- Location of the Poarch Creek Indian Reservation
- Tribe: Poarch Band of Creek Indians
- Country: United States
- State: Alabama

Area
- • Total: 0.93 km^{2} (0.36 sq mi)
- Website: Poarch Band of Creek Indians

= Poarch Creek Indian Reservation =

The Poarch Creek Indian Reservation is a Creek Indian reservation in the state of Alabama. It is the home of the Poarch Band of Creek Indians, the only federally recognized Native American tribe in the state.

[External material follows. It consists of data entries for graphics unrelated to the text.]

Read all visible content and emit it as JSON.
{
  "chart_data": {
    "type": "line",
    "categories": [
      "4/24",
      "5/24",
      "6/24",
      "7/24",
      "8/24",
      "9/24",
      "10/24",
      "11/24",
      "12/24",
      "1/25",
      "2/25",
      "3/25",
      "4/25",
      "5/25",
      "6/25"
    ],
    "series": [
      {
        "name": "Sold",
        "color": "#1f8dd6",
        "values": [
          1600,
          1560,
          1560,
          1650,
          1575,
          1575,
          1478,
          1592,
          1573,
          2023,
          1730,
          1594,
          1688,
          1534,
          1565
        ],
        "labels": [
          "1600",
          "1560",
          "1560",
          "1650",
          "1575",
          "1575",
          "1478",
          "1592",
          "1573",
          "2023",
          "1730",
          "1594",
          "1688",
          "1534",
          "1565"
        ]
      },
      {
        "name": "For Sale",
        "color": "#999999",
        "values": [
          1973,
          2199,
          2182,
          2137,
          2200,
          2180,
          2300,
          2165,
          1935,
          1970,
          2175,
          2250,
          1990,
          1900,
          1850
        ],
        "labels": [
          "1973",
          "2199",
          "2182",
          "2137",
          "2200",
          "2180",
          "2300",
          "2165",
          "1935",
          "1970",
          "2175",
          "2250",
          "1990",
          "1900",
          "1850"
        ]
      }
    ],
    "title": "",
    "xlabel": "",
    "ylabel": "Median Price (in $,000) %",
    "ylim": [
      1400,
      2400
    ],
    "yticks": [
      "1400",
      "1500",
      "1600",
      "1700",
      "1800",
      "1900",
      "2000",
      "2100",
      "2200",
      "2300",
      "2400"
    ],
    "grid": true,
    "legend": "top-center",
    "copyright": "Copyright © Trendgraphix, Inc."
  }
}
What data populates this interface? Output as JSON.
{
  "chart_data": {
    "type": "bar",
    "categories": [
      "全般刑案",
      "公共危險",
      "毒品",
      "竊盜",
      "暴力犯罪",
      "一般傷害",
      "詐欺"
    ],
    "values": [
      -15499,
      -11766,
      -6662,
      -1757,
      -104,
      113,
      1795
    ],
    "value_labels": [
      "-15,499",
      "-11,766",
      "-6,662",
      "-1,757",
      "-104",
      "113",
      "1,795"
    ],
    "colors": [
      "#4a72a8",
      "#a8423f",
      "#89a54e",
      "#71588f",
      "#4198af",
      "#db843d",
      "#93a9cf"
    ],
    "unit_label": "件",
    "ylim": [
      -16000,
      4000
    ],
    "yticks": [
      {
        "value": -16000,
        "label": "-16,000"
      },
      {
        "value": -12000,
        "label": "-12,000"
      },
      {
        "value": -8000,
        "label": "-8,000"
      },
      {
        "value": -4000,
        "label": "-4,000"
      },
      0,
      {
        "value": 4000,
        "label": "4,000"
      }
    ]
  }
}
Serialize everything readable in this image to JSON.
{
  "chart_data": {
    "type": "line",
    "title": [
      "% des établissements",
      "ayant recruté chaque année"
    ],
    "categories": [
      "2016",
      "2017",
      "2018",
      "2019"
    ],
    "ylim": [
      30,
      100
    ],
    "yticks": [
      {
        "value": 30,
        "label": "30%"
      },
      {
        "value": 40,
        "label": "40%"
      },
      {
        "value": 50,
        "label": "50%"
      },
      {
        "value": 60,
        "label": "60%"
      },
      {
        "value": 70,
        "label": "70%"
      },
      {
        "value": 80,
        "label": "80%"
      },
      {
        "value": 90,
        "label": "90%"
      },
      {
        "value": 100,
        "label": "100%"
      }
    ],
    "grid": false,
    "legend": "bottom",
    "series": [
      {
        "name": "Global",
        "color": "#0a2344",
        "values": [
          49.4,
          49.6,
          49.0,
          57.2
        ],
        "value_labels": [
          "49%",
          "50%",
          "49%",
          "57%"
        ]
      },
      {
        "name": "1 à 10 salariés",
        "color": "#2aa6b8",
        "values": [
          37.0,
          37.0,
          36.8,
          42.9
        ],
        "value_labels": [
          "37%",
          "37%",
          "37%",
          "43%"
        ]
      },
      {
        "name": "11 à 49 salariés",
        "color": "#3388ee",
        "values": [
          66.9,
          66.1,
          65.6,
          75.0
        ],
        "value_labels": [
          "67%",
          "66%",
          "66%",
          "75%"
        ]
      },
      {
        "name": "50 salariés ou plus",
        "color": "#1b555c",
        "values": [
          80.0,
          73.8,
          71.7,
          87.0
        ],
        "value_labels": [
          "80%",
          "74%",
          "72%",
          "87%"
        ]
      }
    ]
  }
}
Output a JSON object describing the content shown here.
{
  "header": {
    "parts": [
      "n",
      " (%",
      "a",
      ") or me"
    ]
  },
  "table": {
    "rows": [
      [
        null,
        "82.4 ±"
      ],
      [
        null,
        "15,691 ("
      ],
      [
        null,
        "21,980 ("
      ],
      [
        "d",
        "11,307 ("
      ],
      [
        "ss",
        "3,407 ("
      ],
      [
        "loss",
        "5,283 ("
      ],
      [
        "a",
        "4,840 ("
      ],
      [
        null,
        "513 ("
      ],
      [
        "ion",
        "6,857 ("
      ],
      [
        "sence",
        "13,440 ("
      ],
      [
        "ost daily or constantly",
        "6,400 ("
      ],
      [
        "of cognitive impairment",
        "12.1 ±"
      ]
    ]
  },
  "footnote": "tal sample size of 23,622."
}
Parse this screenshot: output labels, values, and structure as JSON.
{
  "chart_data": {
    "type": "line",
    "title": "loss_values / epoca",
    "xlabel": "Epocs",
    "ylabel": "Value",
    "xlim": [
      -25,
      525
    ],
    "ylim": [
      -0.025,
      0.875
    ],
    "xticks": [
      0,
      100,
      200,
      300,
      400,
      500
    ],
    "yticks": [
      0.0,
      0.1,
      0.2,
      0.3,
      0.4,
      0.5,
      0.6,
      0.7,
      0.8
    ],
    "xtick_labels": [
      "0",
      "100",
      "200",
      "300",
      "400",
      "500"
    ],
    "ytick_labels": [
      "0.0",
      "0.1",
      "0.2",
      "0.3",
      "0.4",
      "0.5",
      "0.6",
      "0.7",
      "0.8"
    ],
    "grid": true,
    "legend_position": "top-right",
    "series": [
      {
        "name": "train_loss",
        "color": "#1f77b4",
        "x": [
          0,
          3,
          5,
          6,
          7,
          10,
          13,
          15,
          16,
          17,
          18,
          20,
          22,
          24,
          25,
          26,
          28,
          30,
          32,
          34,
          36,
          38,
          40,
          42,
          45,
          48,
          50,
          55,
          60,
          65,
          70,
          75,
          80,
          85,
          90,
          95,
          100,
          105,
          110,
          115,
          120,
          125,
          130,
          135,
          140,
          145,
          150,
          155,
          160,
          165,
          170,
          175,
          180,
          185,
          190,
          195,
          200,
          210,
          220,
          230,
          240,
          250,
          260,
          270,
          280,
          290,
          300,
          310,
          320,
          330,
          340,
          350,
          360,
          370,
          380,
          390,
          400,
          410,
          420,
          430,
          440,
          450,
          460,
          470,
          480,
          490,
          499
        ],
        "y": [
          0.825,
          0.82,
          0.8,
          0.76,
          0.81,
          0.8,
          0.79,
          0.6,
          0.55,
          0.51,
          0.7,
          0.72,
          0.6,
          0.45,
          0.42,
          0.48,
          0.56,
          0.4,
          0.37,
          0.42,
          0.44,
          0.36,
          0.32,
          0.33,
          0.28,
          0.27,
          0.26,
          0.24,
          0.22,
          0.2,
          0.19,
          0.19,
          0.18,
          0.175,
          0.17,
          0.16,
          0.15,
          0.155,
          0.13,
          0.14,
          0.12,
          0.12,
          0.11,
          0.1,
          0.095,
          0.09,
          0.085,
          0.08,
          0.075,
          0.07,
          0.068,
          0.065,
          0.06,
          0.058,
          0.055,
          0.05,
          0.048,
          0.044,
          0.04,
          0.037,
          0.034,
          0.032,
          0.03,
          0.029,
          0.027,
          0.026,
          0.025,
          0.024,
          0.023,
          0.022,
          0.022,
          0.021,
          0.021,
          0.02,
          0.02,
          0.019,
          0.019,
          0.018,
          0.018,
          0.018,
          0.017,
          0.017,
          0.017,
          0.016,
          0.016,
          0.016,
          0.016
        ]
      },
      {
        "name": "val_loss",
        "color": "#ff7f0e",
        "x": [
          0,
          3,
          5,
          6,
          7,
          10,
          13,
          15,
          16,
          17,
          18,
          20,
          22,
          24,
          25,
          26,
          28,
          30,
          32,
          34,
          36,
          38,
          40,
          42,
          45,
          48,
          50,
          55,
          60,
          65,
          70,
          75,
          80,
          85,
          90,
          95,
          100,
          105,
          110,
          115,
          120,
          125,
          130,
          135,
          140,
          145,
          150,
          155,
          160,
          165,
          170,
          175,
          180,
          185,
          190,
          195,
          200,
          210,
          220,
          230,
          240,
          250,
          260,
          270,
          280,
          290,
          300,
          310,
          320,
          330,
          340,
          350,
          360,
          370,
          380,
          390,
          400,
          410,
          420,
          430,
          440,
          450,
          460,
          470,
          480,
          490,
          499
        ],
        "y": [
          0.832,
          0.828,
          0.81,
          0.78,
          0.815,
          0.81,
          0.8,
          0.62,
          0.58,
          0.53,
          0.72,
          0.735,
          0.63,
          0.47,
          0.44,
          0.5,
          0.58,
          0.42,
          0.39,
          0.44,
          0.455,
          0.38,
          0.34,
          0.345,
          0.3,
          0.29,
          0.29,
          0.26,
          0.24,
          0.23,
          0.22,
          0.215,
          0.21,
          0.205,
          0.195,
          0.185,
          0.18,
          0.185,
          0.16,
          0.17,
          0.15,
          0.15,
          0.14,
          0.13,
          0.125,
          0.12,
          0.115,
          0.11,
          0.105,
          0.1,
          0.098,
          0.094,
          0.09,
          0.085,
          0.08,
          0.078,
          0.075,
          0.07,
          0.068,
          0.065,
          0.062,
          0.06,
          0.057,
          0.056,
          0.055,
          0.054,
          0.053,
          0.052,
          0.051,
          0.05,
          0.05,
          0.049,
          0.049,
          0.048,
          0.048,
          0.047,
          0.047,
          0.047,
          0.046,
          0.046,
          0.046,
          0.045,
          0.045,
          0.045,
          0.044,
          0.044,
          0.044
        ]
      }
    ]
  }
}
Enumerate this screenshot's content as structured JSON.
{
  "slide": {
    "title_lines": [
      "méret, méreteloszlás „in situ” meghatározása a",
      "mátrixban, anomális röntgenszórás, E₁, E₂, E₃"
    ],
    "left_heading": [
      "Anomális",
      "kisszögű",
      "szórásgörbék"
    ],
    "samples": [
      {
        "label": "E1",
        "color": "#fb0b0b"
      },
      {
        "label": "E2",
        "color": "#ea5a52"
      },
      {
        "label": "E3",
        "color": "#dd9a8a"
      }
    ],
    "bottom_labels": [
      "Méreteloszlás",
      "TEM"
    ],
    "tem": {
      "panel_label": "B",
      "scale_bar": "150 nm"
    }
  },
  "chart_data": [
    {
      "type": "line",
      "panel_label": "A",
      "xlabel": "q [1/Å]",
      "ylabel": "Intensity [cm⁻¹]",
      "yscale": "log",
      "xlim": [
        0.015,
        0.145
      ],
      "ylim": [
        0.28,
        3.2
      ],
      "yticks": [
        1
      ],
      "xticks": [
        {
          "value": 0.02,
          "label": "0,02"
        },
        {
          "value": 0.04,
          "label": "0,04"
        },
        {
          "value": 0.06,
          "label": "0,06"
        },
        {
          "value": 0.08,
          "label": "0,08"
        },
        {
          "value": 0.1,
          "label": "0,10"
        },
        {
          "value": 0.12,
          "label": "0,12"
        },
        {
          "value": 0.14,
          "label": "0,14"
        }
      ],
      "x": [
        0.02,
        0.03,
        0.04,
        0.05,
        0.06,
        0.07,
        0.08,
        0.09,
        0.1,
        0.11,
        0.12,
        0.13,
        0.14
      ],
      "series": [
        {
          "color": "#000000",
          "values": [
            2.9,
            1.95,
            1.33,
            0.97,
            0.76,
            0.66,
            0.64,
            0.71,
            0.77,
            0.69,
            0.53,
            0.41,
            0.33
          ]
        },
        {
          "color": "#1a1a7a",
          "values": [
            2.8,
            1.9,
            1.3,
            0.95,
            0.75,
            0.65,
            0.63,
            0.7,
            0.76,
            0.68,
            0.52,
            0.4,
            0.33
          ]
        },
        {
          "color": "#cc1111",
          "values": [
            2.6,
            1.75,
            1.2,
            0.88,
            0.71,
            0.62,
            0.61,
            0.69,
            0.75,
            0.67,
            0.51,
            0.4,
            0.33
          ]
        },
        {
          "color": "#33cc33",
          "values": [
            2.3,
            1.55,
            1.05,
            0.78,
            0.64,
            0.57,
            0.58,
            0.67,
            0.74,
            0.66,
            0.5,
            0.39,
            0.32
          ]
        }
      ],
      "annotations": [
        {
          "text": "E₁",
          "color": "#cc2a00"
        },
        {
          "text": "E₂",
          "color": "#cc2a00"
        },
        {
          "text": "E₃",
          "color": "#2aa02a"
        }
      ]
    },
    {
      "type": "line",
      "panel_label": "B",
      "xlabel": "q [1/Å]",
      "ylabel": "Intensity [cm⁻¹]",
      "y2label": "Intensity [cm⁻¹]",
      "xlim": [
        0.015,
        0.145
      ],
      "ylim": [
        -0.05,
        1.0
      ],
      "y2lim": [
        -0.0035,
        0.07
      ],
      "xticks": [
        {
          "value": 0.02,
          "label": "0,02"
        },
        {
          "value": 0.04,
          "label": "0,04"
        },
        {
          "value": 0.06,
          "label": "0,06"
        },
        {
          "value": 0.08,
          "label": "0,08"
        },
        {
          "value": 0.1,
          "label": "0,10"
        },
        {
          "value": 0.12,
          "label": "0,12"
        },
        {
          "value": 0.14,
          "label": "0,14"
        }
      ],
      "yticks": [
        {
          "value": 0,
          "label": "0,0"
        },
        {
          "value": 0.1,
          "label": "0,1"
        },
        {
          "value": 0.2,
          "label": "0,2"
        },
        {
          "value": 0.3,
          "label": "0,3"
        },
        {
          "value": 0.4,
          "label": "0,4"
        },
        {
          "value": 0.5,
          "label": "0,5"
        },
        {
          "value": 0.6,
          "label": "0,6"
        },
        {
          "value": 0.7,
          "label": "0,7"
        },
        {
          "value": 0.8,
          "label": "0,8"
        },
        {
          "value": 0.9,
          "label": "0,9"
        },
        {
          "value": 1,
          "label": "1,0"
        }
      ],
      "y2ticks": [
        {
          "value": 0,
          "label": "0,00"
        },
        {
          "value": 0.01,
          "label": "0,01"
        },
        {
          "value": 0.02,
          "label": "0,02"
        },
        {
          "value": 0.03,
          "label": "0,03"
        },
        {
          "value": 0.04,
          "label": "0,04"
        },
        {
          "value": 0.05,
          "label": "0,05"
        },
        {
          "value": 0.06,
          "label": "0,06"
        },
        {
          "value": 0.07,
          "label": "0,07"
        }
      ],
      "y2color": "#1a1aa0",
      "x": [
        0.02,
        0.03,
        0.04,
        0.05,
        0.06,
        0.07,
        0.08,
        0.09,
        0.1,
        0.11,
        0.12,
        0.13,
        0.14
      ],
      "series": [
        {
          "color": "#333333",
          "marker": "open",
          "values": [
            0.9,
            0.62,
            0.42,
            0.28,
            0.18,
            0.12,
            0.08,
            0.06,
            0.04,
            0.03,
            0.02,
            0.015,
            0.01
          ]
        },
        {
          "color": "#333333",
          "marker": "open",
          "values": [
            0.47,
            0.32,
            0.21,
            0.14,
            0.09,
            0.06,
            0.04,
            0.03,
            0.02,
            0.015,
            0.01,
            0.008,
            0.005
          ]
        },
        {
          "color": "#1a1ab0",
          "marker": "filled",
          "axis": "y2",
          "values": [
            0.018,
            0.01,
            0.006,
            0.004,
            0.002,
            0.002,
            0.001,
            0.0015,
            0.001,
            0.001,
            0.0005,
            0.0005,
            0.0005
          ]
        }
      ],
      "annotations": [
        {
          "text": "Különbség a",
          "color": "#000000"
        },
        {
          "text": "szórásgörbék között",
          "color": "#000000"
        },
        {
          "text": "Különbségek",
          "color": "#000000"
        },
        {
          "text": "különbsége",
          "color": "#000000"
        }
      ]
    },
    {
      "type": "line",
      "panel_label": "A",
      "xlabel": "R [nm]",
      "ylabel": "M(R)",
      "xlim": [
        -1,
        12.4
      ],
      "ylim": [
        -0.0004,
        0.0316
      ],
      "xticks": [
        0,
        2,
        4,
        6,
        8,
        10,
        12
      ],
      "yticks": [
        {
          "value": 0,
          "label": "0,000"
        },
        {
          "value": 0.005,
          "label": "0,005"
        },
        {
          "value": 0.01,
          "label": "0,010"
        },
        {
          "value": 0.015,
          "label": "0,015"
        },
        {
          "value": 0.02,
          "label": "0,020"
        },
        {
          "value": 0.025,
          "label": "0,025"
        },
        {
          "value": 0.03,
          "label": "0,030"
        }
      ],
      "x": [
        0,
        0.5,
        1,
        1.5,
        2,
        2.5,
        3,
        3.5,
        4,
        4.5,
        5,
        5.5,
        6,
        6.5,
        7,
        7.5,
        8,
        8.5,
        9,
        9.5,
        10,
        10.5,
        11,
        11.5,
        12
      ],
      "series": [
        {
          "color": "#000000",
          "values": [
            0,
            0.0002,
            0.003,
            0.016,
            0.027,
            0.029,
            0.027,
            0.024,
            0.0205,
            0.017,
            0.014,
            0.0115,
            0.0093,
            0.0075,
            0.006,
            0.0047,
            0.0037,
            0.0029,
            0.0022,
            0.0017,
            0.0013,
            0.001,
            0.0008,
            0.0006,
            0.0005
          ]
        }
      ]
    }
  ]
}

The reservation is located entirely within Escambia County, 8 mi northwest of Atmore. Of the Poarch Band's 2,340 members, about 1,000 lived on or near the 230 acre reservation as of 2006. The Poarch Band also holds other trust lands in Alabama and Florida.

==History==
Despite the forced removal of Creek Indians from Georgia and Alabama in 1836, some Creeks in the Tensaw district of Alabama maintained a distinct community around the small town of Poarch, with segregated schools established by 1908. The federal government held a tract of land at Poarch in trust for the Indians until 1924. In the 1940s the community began to organize politically in its own interest, and from 1950 to 1970 tribal leader Calvin McGhee spearheaded a campaign for recognition of Creek land claims in the southeastern states. The Poarch Band raised funds largely through an annual Thanksgiving Day Pow Wow.

Established as a federal reservation in 1984, the Poarch Creek Indian Reservation is governed by a nine-member tribal council and provides police, fire, judicial, and social services. A "bingo hall" has been wholly owned by the tribal government since 1990, along with some small industrial plants and a restaurant and motel.